La Romagna tanto simile alla Sardegna di Grazia Deledda, «sento di essere già la padrona del luogo, tutto mi piace: rivedo l’azzurro del cielo, e nell’alto del mare sento l’alito stesso della speranza». L’autrice di Canne al vento, prima di innamorarsi definitivamente di Cervia, chiedeva informazioni sul litorale romagnolo al poeta Marino Moretti, «io vorrei un po’ vedere quest’Adriatico che non conosco». E da lì, nel 1920, prima un soggiorno a Villa Igea, poi l’acquisto di una casa, sul mare, ribattezzata Caravella: dava sul viale Cristoforo Colombo. In Agosto felice la scrittrice premio Nobel ritrae i giorni del suo soggiorno estivo – «è una felicità un po’ stracca e monotona, la nostra, appesantita dal caldo sciroccale di quest’agosto variabile, in riva al mare. Nulla ci manca; tutto, anzi, pare esclusivamente nostro. Nostra la casa, con intorno i freschi pioppi del Canada sempre sorridenti e danzanti, col mare blu e il cielo lilla fra i tronchi sottili, il suolo sparso di foglie che al primo sole sembrano davvero monete d’oro; e dall’altro limite la strada litoranea asfaltata e coperta di rena, sulla quale scivolano veloci e silenziose le automobili in viaggio estivo» – e la visita che le fece nel 1935 Giuseppe Ungaretti, «mai come questa sera, nel vibrante cerchio di spiriti riuniti intorno a lui, come i raggi della ruota intorno al pernio, abbiamo sentito il mistero di forza, che la potenza di sentimento di un uomo può muovere nel cuore dei suoi simili». Il poeta ebbe modo di tornare a Cervia: il 25 agosto 1958 gli fu infatti conferita la cittadinanza onoraria, e nel dicembre dello stesso anno, ancora a Cervia, conobbe uno dei suoi ultimi amori, la giovane insegnate Jone Graziani, «bacio la punta delle tue dita, hanno il sapore di te, della tua oscurità che mi fa impazzire».
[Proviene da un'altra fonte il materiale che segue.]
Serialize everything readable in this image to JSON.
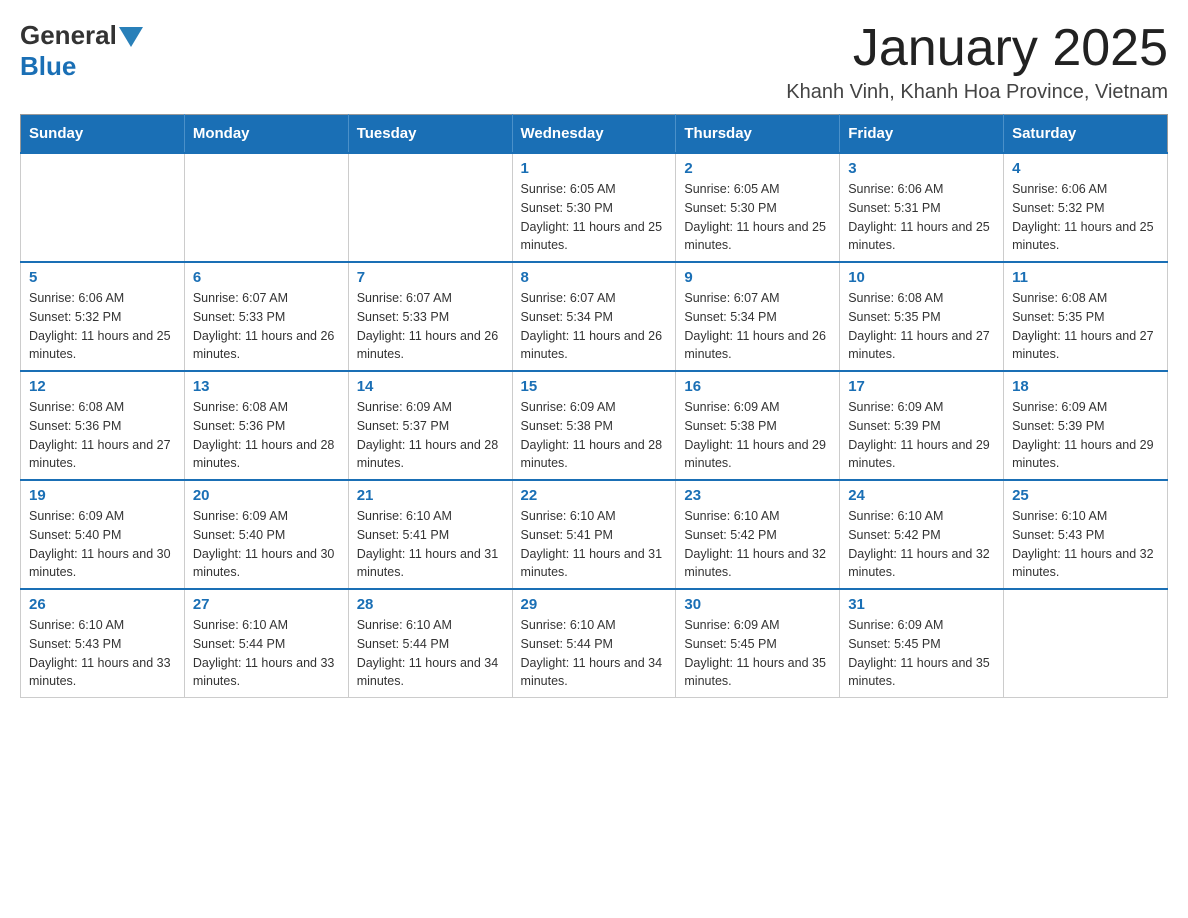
{
  "header": {
    "logo_general": "General",
    "logo_blue": "Blue",
    "month_title": "January 2025",
    "location": "Khanh Vinh, Khanh Hoa Province, Vietnam"
  },
  "calendar": {
    "days_of_week": [
      "Sunday",
      "Monday",
      "Tuesday",
      "Wednesday",
      "Thursday",
      "Friday",
      "Saturday"
    ],
    "weeks": [
      [
        {
          "day": "",
          "info": ""
        },
        {
          "day": "",
          "info": ""
        },
        {
          "day": "",
          "info": ""
        },
        {
          "day": "1",
          "info": "Sunrise: 6:05 AM\nSunset: 5:30 PM\nDaylight: 11 hours and 25 minutes."
        },
        {
          "day": "2",
          "info": "Sunrise: 6:05 AM\nSunset: 5:30 PM\nDaylight: 11 hours and 25 minutes."
        },
        {
          "day": "3",
          "info": "Sunrise: 6:06 AM\nSunset: 5:31 PM\nDaylight: 11 hours and 25 minutes."
        },
        {
          "day": "4",
          "info": "Sunrise: 6:06 AM\nSunset: 5:32 PM\nDaylight: 11 hours and 25 minutes."
        }
      ],
      [
        {
          "day": "5",
          "info": "Sunrise: 6:06 AM\nSunset: 5:32 PM\nDaylight: 11 hours and 25 minutes."
        },
        {
          "day": "6",
          "info": "Sunrise: 6:07 AM\nSunset: 5:33 PM\nDaylight: 11 hours and 26 minutes."
        },
        {
          "day": "7",
          "info": "Sunrise: 6:07 AM\nSunset: 5:33 PM\nDaylight: 11 hours and 26 minutes."
        },
        {
          "day": "8",
          "info": "Sunrise: 6:07 AM\nSunset: 5:34 PM\nDaylight: 11 hours and 26 minutes."
        },
        {
          "day": "9",
          "info": "Sunrise: 6:07 AM\nSunset: 5:34 PM\nDaylight: 11 hours and 26 minutes."
        },
        {
          "day": "10",
          "info": "Sunrise: 6:08 AM\nSunset: 5:35 PM\nDaylight: 11 hours and 27 minutes."
        },
        {
          "day": "11",
          "info": "Sunrise: 6:08 AM\nSunset: 5:35 PM\nDaylight: 11 hours and 27 minutes."
        }
      ],
      [
        {
          "day": "12",
          "info": "Sunrise: 6:08 AM\nSunset: 5:36 PM\nDaylight: 11 hours and 27 minutes."
        },
        {
          "day": "13",
          "info": "Sunrise: 6:08 AM\nSunset: 5:36 PM\nDaylight: 11 hours and 28 minutes."
        },
        {
          "day": "14",
          "info": "Sunrise: 6:09 AM\nSunset: 5:37 PM\nDaylight: 11 hours and 28 minutes."
        },
        {
          "day": "15",
          "info": "Sunrise: 6:09 AM\nSunset: 5:38 PM\nDaylight: 11 hours and 28 minutes."
        },
        {
          "day": "16",
          "info": "Sunrise: 6:09 AM\nSunset: 5:38 PM\nDaylight: 11 hours and 29 minutes."
        },
        {
          "day": "17",
          "info": "Sunrise: 6:09 AM\nSunset: 5:39 PM\nDaylight: 11 hours and 29 minutes."
        },
        {
          "day": "18",
          "info": "Sunrise: 6:09 AM\nSunset: 5:39 PM\nDaylight: 11 hours and 29 minutes."
        }
      ],
      [
        {
          "day": "19",
          "info": "Sunrise: 6:09 AM\nSunset: 5:40 PM\nDaylight: 11 hours and 30 minutes."
        },
        {
          "day": "20",
          "info": "Sunrise: 6:09 AM\nSunset: 5:40 PM\nDaylight: 11 hours and 30 minutes."
        },
        {
          "day": "21",
          "info": "Sunrise: 6:10 AM\nSunset: 5:41 PM\nDaylight: 11 hours and 31 minutes."
        },
        {
          "day": "22",
          "info": "Sunrise: 6:10 AM\nSunset: 5:41 PM\nDaylight: 11 hours and 31 minutes."
        },
        {
          "day": "23",
          "info": "Sunrise: 6:10 AM\nSunset: 5:42 PM\nDaylight: 11 hours and 32 minutes."
        },
        {
          "day": "24",
          "info": "Sunrise: 6:10 AM\nSunset: 5:42 PM\nDaylight: 11 hours and 32 minutes."
        },
        {
          "day": "25",
          "info": "Sunrise: 6:10 AM\nSunset: 5:43 PM\nDaylight: 11 hours and 32 minutes."
        }
      ],
      [
        {
          "day": "26",
          "info": "Sunrise: 6:10 AM\nSunset: 5:43 PM\nDaylight: 11 hours and 33 minutes."
        },
        {
          "day": "27",
          "info": "Sunrise: 6:10 AM\nSunset: 5:44 PM\nDaylight: 11 hours and 33 minutes."
        },
        {
          "day": "28",
          "info": "Sunrise: 6:10 AM\nSunset: 5:44 PM\nDaylight: 11 hours and 34 minutes."
        },
        {
          "day": "29",
          "info": "Sunrise: 6:10 AM\nSunset: 5:44 PM\nDaylight: 11 hours and 34 minutes."
        },
        {
          "day": "30",
          "info": "Sunrise: 6:09 AM\nSunset: 5:45 PM\nDaylight: 11 hours and 35 minutes."
        },
        {
          "day": "31",
          "info": "Sunrise: 6:09 AM\nSunset: 5:45 PM\nDaylight: 11 hours and 35 minutes."
        },
        {
          "day": "",
          "info": ""
        }
      ]
    ]
  }
}
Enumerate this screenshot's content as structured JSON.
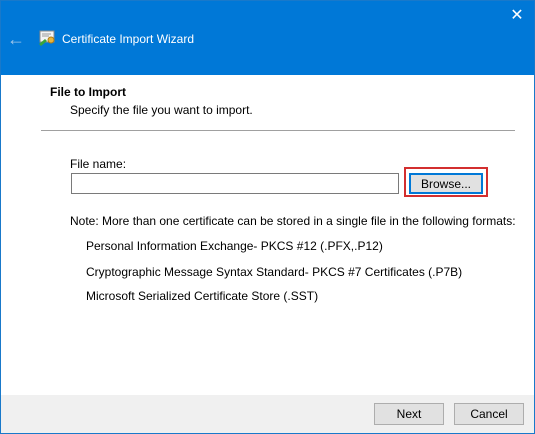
{
  "window": {
    "title": "Certificate Import Wizard",
    "back_icon": "←",
    "close_icon": "✕"
  },
  "page": {
    "heading": "File to Import",
    "subheading": "Specify the file you want to import."
  },
  "file": {
    "label": "File name:",
    "value": "",
    "browse_label": "Browse..."
  },
  "note": "Note:  More than one certificate can be stored in a single file in the following formats:",
  "formats": [
    "Personal Information Exchange- PKCS #12 (.PFX,.P12)",
    "Cryptographic Message Syntax Standard- PKCS #7 Certificates (.P7B)",
    "Microsoft Serialized Certificate Store (.SST)"
  ],
  "footer": {
    "next_label": "Next",
    "cancel_label": "Cancel"
  },
  "colors": {
    "titlebar": "#0078d7",
    "highlight": "#d32f2f"
  }
}
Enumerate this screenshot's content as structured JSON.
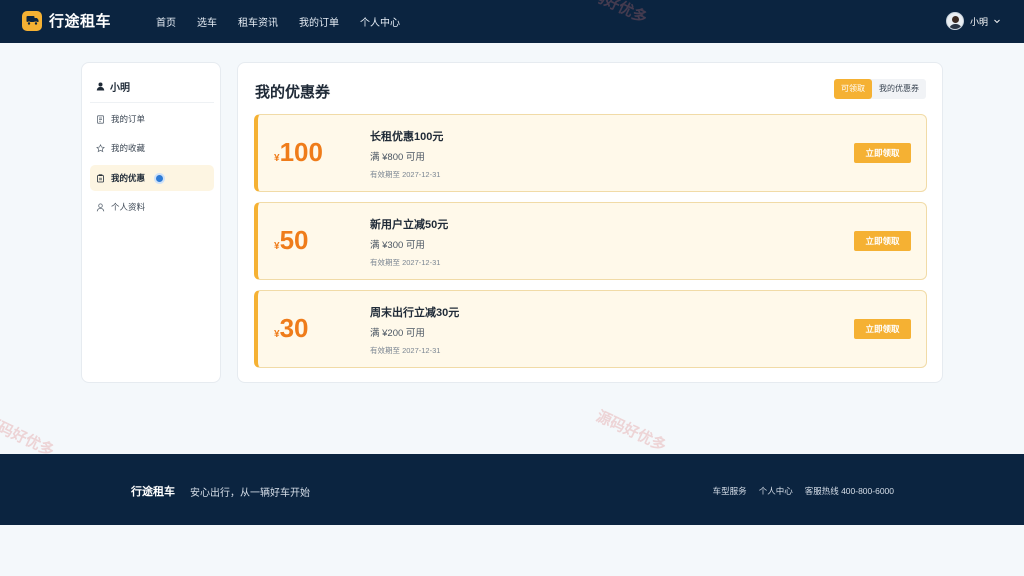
{
  "brand": {
    "name": "行途租车",
    "color": "#f5b133"
  },
  "nav": {
    "items": [
      "首页",
      "选车",
      "租车资讯",
      "我的订单",
      "个人中心"
    ]
  },
  "user": {
    "name": "小明"
  },
  "sidebar": {
    "username": "小明",
    "items": [
      {
        "label": "我的订单",
        "icon": "document-icon"
      },
      {
        "label": "我的收藏",
        "icon": "star-icon"
      },
      {
        "label": "我的优惠",
        "icon": "coupon-icon",
        "active": true
      },
      {
        "label": "个人资料",
        "icon": "person-icon"
      }
    ]
  },
  "main": {
    "title": "我的优惠券",
    "tabs": [
      "可领取",
      "我的优惠券"
    ],
    "active_tab": "可领取"
  },
  "coupons": [
    {
      "currency": "¥",
      "amount": "100",
      "title": "长租优惠100元",
      "condition": "满 ¥800 可用",
      "expiry": "有效期至 2027-12-31",
      "button": "立即领取"
    },
    {
      "currency": "¥",
      "amount": "50",
      "title": "新用户立减50元",
      "condition": "满 ¥300 可用",
      "expiry": "有效期至 2027-12-31",
      "button": "立即领取"
    },
    {
      "currency": "¥",
      "amount": "30",
      "title": "周末出行立减30元",
      "condition": "满 ¥200 可用",
      "expiry": "有效期至 2027-12-31",
      "button": "立即领取"
    }
  ],
  "footer": {
    "brand": "行途租车",
    "slogan": "安心出行，从一辆好车开始",
    "links": [
      "车型服务",
      "个人中心",
      "客服热线 400-800-6000"
    ]
  },
  "watermark": "源码好优多",
  "colors": {
    "nav_bg": "#0b2440",
    "accent": "#f5b133",
    "amount": "#ef7c1a",
    "coupon_bg": "#fff9ea"
  }
}
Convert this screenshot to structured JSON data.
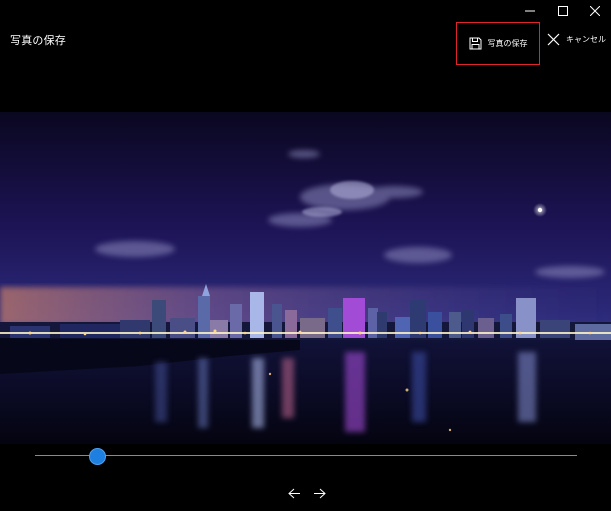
{
  "window": {
    "caption_buttons": [
      "minimize-icon",
      "maximize-icon",
      "close-icon"
    ]
  },
  "header": {
    "title": "写真の保存",
    "save_label": "写真の保存",
    "save_icon": "floppy-disk-icon",
    "save_highlight_color": "#e0242b",
    "cancel_label": "キャンセル",
    "cancel_icon": "close-x-icon"
  },
  "photo": {
    "subject": "night-city-skyline"
  },
  "slider": {
    "value": 0.115,
    "accent_color": "#1e7fe0"
  },
  "navigation": {
    "prev_icon": "arrow-left-icon",
    "next_icon": "arrow-right-icon"
  }
}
La Romagna dalle ambientazioni borghesi dei racconti di Giorgio Bassani, lungo il litorale di Cervia, pura catarsi per lo scrittore nato a Bologna, «fuggii senza voltarmi indietro. Non mi fermai se non quando vidi il mare. Il mare, il mare! Gridai con tutta l’anima. Era la giovinezza, era l’amore, era la purificazione che ritornava a me col mare. Mai ascoltai con tanta voluttà il canto delle onde frangentisi sulla riva, mai mi mescolai con tanta avidità, con così piena gioia nel grande spirito generoso. Spinsi la nave in acqua. Mi sentivo forte, giovine, ardito. La vela carpì il vento, diede ala al legno. La prora scivolò sempre più veloce andando di cozzo all’onda. Uscii nel largo, nel mare aperto».
E la Romagna, con Ravenna, che apre a uno scenari sconfinato. Che presto condivideremo.
Intanto, però, l’estate imminente e le sue promesse, siano o non siano mantenute.
Del resto la ruota delle stagioni gira; «ma dobbiamo continuare come se non avesse senso pensare che s’appassisca il mare».